Magnetic susceptibility as a high-resolution correlation and paleoenvironmental tool in Palaeozoic records: merits and pitfalls.

Magnetic susceptibility (MS) had been used for decades on sedimentary rocks as a paleoclimatic tool and as a tool for high resolution correlations on the basis of the link between MS and detrital inputs (highly magnetic minerals). MS is a very interesting tool for correlation and paleoenvironmental research because data acquisition is fast and straightforward, providing the high amount of samples needed for such study. Although, mostly in the case of Palaeozoic rocks, the original paleoenvironmental signal can be affected by different syn- or post-depositional processes.
In this work, we synthesized 10 years of our research on the application and on the origin of the magnetic susceptibility signal through the Devonian record of Belgium. This record is of peculiar interest, because the biostratigraphy is well known and there is a relatively continuous record over 20 My and through various paleoenvironments (platform, ramp, atoll) with different diagenetic maturity.
The first step was to compare MS with facies and to try to correlate the different sections. On the Frasnian platform sections, there is a clear link between MS and facies, with MS increasing towards shallower facies. This increase of MS towards shallower facies seems logical since these facies were deposited closer to the detrital inputs sources. When considering ramp (Eifelian-Givetian) and atoll sections (Frasnian), the MS relationship with facies is opposite and MS increases towards the deepest facies. This was interpreted as related to the water agitation and carbonate production rate being lower in the deeper environments and allowing concentration of magnetic particles. Although, correlations were possible between the different atoll sections, but not with the carbonate platform sections, since the MS signals are opposite in both settings. So the depositional setting can be a key parameter influencing the way the original magnetic susceptibility signal is recorded.
In order to identify some of the external parameters influencing the magnetic susceptibility signal; a MS curve from the Eiflian-Givetian ramp was selected for time-series analysis. This spectral analysis highlight persistent high-frequency meter scale cycles which are interpreted as reflecting changes in flux of magnetic minerals, most likely controlled by monsoon rainfall-intensity. By combining chrono- and biostratigraphic information with theoretical knowledge of sedimentation rates in different depositional environments, these cycles are interpreted as astronomically driven (precession-dominated). So this show that Magnetic susceptibility signal in some cases can be affected by astronomical forcing, through detrital inputs.
To get a better understanding about the nature and origin of the magnetic susceptibility signal, it is crucial to identify the magnetic minerals which are carrying this MS signal. Geochemistry and magnetic analyses (Hysteresis and acquisition curves of the Isothermal Remanent Magnetic Saturation IRM) were performed on three sections (2 Frasnian platform and one Eifelian givetian platform sections). Magnetic parameters show that the MS signal is mostly influenced by small grains magnetites which were formed through remagnetization event. This remagnetization happened during the Carboniferous and is related to the transformation of smectite into illite (realizing iron available for magnetite formation). On 2 sections (1 Frasnian platform and 1 Eifelian givetian platform), there is a strong link between the MS signal and TiO2, Al2O3 and Zr which are detrital proxies. This shows that despite the remagnetization, the MS signal is still related to detrital inputs, indicating that the newly formed magnetite probably remained associated with the original clay minerals, leading to a globally increased signal still reflecting the primary trends. In one section (Frasnian platform), there is no strong link between MS signal and detrital proxies, indicating that in this case the MS signal was affected by the remagnetization event (probably in relation with fluid circulation).

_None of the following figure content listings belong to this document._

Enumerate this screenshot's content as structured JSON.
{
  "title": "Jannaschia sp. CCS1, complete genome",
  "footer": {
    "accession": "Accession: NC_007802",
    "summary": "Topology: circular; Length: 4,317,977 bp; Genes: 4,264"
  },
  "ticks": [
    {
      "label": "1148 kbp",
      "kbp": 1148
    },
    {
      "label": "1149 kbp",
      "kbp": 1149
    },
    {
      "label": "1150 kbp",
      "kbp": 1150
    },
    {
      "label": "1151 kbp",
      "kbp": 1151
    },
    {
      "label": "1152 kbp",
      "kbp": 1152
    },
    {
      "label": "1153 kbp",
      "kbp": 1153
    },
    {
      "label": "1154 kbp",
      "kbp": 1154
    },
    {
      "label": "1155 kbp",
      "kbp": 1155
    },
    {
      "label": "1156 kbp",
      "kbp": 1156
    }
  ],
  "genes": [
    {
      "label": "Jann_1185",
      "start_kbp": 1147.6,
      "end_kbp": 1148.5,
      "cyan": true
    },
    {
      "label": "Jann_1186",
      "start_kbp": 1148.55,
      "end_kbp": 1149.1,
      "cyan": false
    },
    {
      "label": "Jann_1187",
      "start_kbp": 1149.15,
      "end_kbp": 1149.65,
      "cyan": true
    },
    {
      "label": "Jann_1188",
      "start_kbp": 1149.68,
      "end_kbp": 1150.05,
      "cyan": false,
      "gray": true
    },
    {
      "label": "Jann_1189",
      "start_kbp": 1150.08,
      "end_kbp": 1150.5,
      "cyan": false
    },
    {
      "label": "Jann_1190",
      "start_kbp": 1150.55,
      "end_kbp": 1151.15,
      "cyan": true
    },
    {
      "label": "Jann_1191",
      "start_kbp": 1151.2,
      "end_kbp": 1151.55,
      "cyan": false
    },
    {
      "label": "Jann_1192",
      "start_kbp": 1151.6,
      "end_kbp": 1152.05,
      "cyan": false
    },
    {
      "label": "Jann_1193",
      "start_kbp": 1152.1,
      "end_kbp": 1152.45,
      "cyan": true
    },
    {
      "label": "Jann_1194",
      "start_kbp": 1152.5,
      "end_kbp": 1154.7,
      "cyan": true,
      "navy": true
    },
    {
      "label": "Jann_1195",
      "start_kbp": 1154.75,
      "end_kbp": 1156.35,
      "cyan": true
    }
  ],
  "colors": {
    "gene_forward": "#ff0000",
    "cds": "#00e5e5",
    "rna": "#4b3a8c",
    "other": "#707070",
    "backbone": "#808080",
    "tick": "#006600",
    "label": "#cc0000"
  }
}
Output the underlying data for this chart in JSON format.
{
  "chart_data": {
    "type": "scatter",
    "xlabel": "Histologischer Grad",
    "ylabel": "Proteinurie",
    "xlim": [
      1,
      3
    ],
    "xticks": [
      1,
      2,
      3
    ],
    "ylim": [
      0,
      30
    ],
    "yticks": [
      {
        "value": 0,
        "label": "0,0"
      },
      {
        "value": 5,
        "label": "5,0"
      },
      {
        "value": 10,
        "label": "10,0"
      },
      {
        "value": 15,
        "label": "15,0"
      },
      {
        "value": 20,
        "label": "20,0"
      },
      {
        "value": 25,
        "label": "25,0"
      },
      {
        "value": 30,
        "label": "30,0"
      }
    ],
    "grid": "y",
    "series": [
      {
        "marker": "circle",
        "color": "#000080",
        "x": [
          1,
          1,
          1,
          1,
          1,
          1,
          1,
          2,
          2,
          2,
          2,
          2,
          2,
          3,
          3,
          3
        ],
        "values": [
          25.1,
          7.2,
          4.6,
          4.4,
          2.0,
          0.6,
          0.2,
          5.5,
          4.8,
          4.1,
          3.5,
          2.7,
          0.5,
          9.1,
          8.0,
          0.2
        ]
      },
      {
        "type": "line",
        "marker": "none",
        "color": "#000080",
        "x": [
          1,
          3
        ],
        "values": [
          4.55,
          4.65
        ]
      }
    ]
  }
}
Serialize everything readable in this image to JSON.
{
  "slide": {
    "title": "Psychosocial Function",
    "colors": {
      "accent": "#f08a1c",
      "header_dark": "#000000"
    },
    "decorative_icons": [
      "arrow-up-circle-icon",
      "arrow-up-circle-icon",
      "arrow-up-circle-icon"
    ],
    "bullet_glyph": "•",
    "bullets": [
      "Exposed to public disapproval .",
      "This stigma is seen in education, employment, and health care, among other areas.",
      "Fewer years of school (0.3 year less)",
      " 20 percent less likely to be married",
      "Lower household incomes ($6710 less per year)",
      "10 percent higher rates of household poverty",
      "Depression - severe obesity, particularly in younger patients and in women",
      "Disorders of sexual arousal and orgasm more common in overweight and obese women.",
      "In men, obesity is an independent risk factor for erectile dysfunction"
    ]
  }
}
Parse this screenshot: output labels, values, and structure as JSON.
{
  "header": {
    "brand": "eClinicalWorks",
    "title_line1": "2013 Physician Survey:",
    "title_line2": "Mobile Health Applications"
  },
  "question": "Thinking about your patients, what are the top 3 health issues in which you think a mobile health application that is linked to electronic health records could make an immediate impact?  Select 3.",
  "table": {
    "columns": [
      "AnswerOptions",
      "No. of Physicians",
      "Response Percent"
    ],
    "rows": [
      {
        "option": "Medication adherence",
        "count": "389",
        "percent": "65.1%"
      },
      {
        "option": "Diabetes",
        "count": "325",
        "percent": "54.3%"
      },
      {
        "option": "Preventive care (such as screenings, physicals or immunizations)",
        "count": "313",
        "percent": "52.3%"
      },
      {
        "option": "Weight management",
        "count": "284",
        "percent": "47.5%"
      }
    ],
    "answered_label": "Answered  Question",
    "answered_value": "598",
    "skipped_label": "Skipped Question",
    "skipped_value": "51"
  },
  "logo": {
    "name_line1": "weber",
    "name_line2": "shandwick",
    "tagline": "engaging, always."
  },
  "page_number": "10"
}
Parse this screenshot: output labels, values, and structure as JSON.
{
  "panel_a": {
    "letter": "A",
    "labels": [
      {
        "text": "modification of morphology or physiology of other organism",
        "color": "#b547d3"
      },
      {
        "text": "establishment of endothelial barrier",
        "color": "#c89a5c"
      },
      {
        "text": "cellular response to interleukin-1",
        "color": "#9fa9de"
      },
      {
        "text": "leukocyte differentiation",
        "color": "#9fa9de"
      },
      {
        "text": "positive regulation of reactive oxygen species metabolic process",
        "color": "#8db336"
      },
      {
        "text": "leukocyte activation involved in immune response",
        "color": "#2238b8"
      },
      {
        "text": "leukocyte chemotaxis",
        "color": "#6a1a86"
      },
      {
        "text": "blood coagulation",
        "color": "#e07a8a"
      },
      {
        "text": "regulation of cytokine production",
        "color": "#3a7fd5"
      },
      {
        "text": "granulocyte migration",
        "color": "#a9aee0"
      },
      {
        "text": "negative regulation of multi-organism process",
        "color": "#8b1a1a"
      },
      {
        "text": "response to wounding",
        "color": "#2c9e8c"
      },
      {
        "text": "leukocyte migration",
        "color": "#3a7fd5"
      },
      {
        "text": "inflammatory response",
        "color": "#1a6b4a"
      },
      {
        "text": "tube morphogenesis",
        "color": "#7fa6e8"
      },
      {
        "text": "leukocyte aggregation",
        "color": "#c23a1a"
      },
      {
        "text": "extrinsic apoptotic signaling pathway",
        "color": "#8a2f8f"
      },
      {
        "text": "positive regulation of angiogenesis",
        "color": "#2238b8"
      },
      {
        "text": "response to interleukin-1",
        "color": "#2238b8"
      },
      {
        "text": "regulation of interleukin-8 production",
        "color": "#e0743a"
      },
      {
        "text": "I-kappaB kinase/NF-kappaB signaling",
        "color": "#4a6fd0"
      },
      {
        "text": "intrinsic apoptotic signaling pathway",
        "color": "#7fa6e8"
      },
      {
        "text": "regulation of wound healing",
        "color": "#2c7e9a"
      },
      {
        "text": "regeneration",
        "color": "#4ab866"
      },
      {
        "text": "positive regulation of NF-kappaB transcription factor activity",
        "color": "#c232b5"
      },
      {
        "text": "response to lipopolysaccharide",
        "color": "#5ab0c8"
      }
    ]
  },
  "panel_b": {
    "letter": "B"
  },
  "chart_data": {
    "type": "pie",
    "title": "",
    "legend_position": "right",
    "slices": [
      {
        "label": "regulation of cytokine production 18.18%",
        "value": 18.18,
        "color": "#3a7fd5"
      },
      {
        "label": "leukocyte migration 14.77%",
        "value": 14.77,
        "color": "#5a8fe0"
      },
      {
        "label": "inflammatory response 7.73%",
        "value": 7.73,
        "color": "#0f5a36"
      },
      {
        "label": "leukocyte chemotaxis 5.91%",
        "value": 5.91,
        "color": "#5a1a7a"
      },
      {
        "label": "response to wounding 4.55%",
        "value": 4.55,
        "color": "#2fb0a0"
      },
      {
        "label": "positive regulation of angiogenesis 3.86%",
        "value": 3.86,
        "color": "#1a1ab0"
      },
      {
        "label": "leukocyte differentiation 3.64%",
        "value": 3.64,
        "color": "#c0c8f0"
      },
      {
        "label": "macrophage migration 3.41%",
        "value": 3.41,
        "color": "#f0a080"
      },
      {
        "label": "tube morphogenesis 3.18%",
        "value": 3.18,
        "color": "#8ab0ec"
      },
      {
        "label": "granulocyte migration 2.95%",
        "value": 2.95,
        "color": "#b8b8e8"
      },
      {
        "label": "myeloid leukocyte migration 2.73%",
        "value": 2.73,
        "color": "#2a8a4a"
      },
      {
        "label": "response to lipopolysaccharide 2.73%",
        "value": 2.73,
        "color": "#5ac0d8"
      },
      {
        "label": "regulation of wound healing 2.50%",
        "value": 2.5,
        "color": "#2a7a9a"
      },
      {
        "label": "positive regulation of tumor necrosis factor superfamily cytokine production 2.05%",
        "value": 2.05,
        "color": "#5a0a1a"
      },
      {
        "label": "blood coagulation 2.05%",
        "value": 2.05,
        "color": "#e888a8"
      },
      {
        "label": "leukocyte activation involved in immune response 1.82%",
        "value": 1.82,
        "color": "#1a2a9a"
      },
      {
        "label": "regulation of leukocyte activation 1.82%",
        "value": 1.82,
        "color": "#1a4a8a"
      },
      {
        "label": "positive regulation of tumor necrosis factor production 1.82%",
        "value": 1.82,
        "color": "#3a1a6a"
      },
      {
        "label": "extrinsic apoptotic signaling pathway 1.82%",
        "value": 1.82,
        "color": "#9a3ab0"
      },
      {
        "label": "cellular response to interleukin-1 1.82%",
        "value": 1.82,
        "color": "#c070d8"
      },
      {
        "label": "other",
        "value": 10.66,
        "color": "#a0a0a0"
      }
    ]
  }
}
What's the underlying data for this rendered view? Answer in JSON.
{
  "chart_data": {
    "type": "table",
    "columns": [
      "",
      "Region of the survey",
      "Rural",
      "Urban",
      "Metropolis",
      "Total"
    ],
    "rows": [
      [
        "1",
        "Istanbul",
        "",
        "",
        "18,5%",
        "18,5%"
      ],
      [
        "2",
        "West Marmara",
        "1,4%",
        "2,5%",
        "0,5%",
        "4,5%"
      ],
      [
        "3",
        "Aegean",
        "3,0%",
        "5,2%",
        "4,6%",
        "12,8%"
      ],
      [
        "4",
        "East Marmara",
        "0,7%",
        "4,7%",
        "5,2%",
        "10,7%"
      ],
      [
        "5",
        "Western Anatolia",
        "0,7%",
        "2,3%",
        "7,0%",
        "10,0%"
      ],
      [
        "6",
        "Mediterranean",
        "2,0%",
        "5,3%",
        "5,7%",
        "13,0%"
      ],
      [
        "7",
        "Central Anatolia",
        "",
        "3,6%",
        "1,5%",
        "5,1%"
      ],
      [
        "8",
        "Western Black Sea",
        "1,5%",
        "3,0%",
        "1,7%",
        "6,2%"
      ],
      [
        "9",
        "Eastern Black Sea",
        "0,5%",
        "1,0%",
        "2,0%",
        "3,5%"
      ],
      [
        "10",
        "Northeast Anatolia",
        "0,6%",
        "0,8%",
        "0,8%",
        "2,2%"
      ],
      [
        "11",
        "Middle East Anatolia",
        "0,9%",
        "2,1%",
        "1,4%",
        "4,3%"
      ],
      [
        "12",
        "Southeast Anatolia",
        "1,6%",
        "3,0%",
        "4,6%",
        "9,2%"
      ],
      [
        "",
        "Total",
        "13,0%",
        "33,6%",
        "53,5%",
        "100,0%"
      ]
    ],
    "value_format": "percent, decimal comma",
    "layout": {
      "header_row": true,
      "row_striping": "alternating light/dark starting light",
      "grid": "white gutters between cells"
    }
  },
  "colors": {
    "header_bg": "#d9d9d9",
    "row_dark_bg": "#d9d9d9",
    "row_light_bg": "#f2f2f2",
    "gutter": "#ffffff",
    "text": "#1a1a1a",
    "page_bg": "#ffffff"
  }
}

In conclusion, MS appears as a convolved signal, influenced on one hand by primary parameters such as detrital inputs and orbital cyclicities. Although, these paleoenvironmental trends can also be affected by depositional parameters such as water agitation and carbonate production. Furthermore, the diagenesis can also have a strong impact on the final signal. This clearly highlights the need to use magnetic susceptibility under the control of other techniques (comparison with other paleoenvironmental proxies or magnetic or geochemical analysis).